The study led by Gabriele Manoli, who is a former postdoctoral associate at Duke's Nicholas School of the Environment, revealed that, "Based on our calculations, we won't meet the climate warming goals set by the Paris Agreement unless we speed up the spread of clean technology by a full order of magnitude, or about ten times faster than in the past. Radically new strategies to implement technological advances on a global scale and at unprecedented rates are needed if current emissions goals are to be achieved."
In the study, the researchers used delayed differential equations to calculate the measurement in which the global per-capita emissions of carbon dioxide shows an increasing rate since the Second Industrial Revolution. The experts then compared this pace with the speed of new innovations in low-carbon-emitting technologies, according to Phys.org.
Gabriele Manoli and his team were able to estimate the pace by using these historical trends together with the projections of future global population growth. They also determined the speed of which the climate-friendly technological innovation and implementation must occur to stop warming below the Paris Agreement's 2 degrees Celsius target.
Gabriele Manoli shared that, "It's no longer enough to have emissions-reducing technologies. We must scale them up and spread them globally at unprecedented speeds."
The study analysis that was published in the open-access journal Earth's Future shows that per-capita CO2 emissions rose about 100 percent every 60 years since the Second Industrial Revolution. The "punctuated growth" happened largely because of the time lags in the spread of emission-curbing technological advances, which are associated with the effects of the fast population growth.

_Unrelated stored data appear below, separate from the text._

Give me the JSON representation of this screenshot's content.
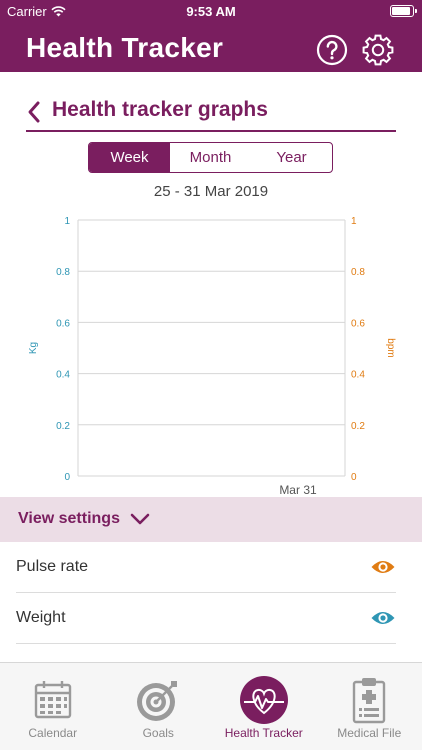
{
  "status_bar": {
    "carrier": "Carrier",
    "time": "9:53 AM"
  },
  "app_bar": {
    "title": "Health Tracker"
  },
  "sub_header": {
    "title": "Health tracker graphs"
  },
  "range_tabs": [
    {
      "label": "Week",
      "active": true
    },
    {
      "label": "Month",
      "active": false
    },
    {
      "label": "Year",
      "active": false
    }
  ],
  "date_range": "25 - 31 Mar 2019",
  "colors": {
    "brand": "#7a1e5f",
    "weight": "#2f96b4",
    "pulse": "#e07c13",
    "grid": "#d6d6d6"
  },
  "chart_data": {
    "type": "line",
    "title": "",
    "x": [
      "Mar 31"
    ],
    "x_tick_labels": [
      "Mar 31"
    ],
    "ylabel_left": "Kg",
    "ylabel_right": "bpm",
    "ylim_left": [
      0,
      1
    ],
    "ylim_right": [
      0,
      1
    ],
    "y_ticks_left": [
      "0",
      "0.2",
      "0.4",
      "0.6",
      "0.8",
      "1"
    ],
    "y_ticks_right": [
      "0",
      "0.2",
      "0.4",
      "0.6",
      "0.8",
      "1"
    ],
    "grid": true,
    "series": []
  },
  "view_settings": {
    "label": "View settings",
    "rows": [
      {
        "label": "Pulse rate",
        "icon": "eye-icon",
        "color": "#e07c13"
      },
      {
        "label": "Weight",
        "icon": "eye-icon",
        "color": "#2f96b4"
      }
    ]
  },
  "tab_bar": [
    {
      "label": "Calendar",
      "icon": "calendar-icon",
      "active": false
    },
    {
      "label": "Goals",
      "icon": "target-icon",
      "active": false
    },
    {
      "label": "Health Tracker",
      "icon": "heart-pulse-icon",
      "active": true
    },
    {
      "label": "Medical File",
      "icon": "clipboard-medical-icon",
      "active": false
    }
  ]
}
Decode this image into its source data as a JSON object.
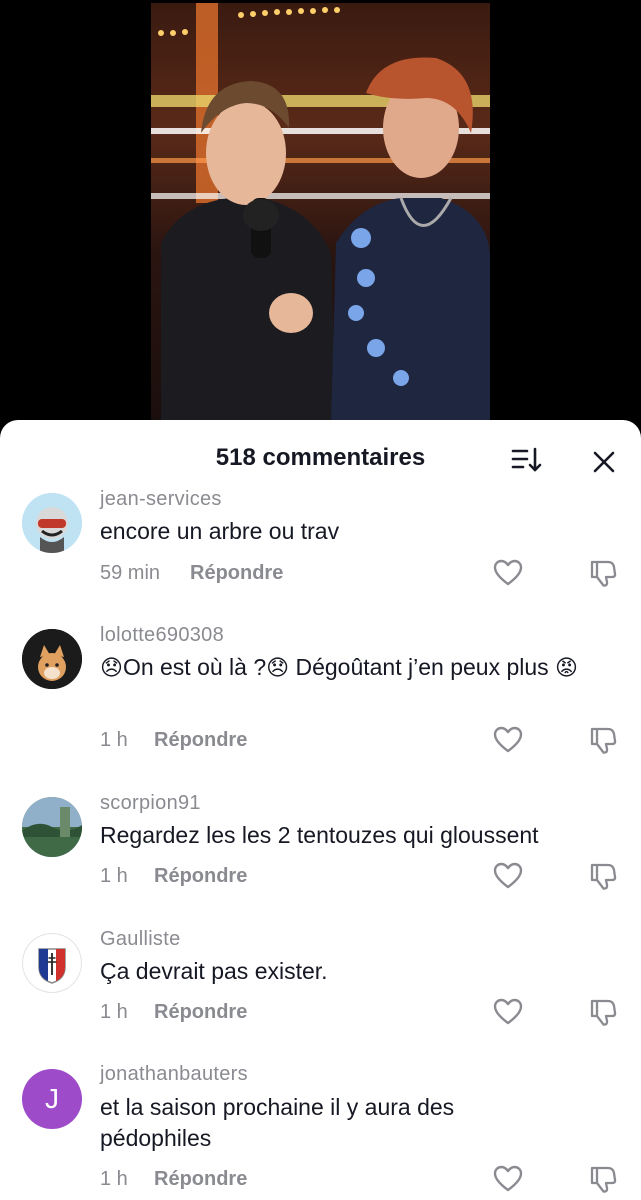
{
  "header": {
    "title": "518 commentaires",
    "sort_icon": "sort-icon",
    "close_icon": "close-icon"
  },
  "comments": [
    {
      "username": "jean-services",
      "text": "encore un arbre ou trav",
      "time": "59 min",
      "reply": "Répondre",
      "avatar": "avatar-robot-helmet"
    },
    {
      "username": "lolotte690308",
      "text_parts": [
        "😞",
        "On est où là ?",
        "😞",
        " Dégoûtant j’en peux plus ",
        "😡"
      ],
      "time": "1 h",
      "reply": "Répondre",
      "avatar": "avatar-shiba-dog"
    },
    {
      "username": "scorpion91",
      "text": "Regardez les les 2 tentouzes qui gloussent",
      "time": "1 h",
      "reply": "Répondre",
      "avatar": "avatar-landscape"
    },
    {
      "username": "Gaulliste",
      "text": "Ça devrait pas exister.",
      "time": "1 h",
      "reply": "Répondre",
      "avatar": "avatar-lorraine-cross-shield"
    },
    {
      "username": "jonathanbauters",
      "text": "et la saison prochaine il y aura des pédophiles",
      "time": "1 h",
      "reply": "Répondre",
      "avatar_initial": "J",
      "avatar": "avatar-initial"
    }
  ],
  "colors": {
    "accent_gray": "#8a8b91",
    "text": "#161823",
    "avatar_purple": "#9e4bc9"
  }
}
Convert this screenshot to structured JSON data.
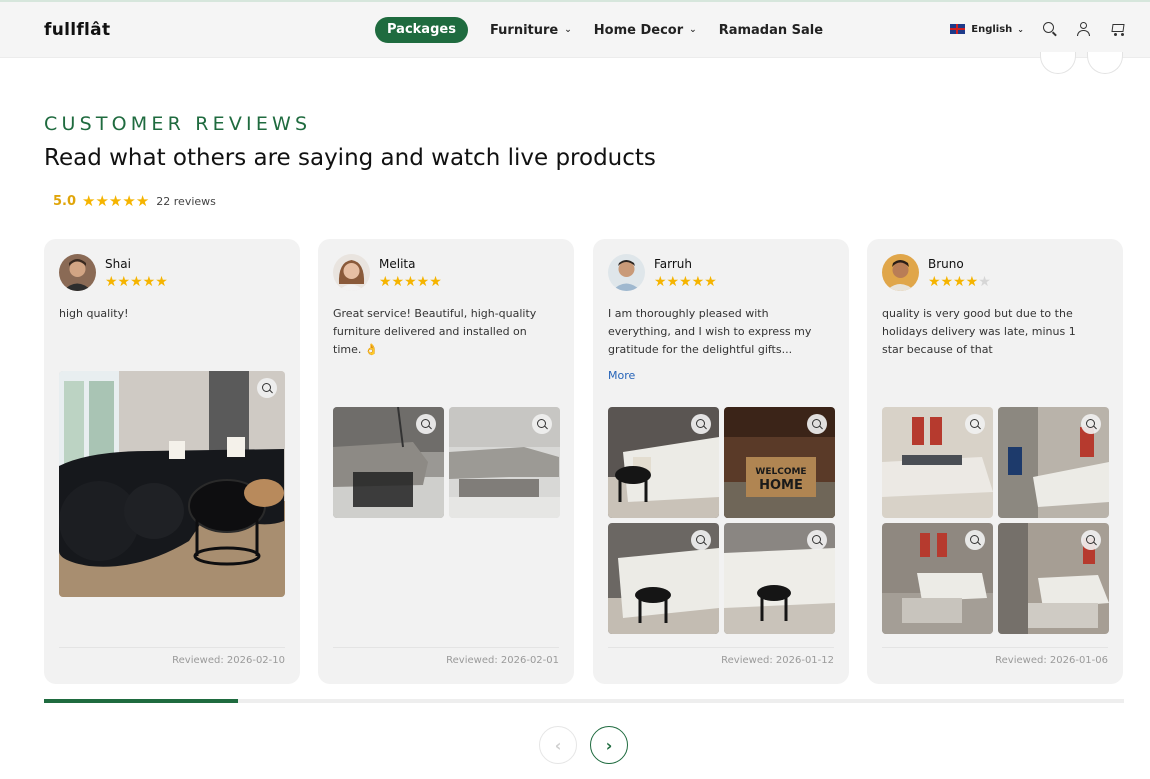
{
  "header": {
    "logo": "fullflât",
    "nav": [
      {
        "label": "Packages"
      },
      {
        "label": "Furniture",
        "chevron": "chevron-down-icon"
      },
      {
        "label": "Home Decor",
        "chevron": "chevron-down-icon"
      },
      {
        "label": "Ramadan Sale"
      }
    ],
    "language": "English",
    "icons": [
      "uk-flag-icon",
      "search-icon",
      "account-icon",
      "cart-icon"
    ]
  },
  "section": {
    "eyebrow": "CUSTOMER REVIEWS",
    "title": "Read what others are saying and watch live products",
    "average": "5.0",
    "average_stars": 5,
    "reviews_count": "22 reviews"
  },
  "reviews": [
    {
      "name": "Shai",
      "rating": 5,
      "text": "high quality!",
      "more": "",
      "reviewed": "Reviewed: 2026-02-10",
      "photos": 1
    },
    {
      "name": "Melita",
      "rating": 5,
      "text": "Great service! Beautiful, high-quality furniture delivered and installed on time. 👌",
      "more": "",
      "reviewed": "Reviewed: 2026-02-01",
      "photos": 2
    },
    {
      "name": "Farruh",
      "rating": 5,
      "text": "I am thoroughly pleased with everything, and I wish to express my gratitude for the delightful gifts...",
      "more": "More",
      "reviewed": "Reviewed: 2026-01-12",
      "photos": 4,
      "doormat_text": "WELCOME HOME"
    },
    {
      "name": "Bruno",
      "rating": 4,
      "text": "quality is very good but due to the holidays delivery was late, minus 1 star because of that",
      "more": "",
      "reviewed": "Reviewed: 2026-01-06",
      "photos": 4
    }
  ],
  "carousel": {
    "progress_fraction": 0.18,
    "prev_icon": "chevron-left-icon",
    "next_icon": "chevron-right-icon"
  },
  "colors": {
    "brand_green": "#1f6b3f",
    "star": "#f5b400",
    "card_bg": "#f2f2f2",
    "link": "#2563b8"
  }
}
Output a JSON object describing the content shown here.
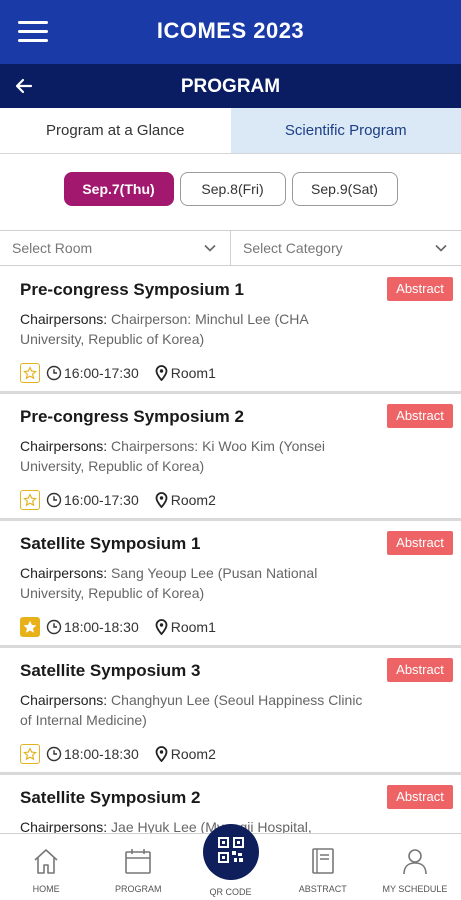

In line with this, Gabriele Manoli explained that, "Sometimes these lags are technical in nature, but-as recent history amply demonstrates-they also can be caused by political or economic barriers. Whatever the cause, our quantification of the delays historically associated with such challenges shows that a tenfold acceleration in the spread of green technologies is now necessary to cause some delay in the Doomsday Clock," according to EurekAlert.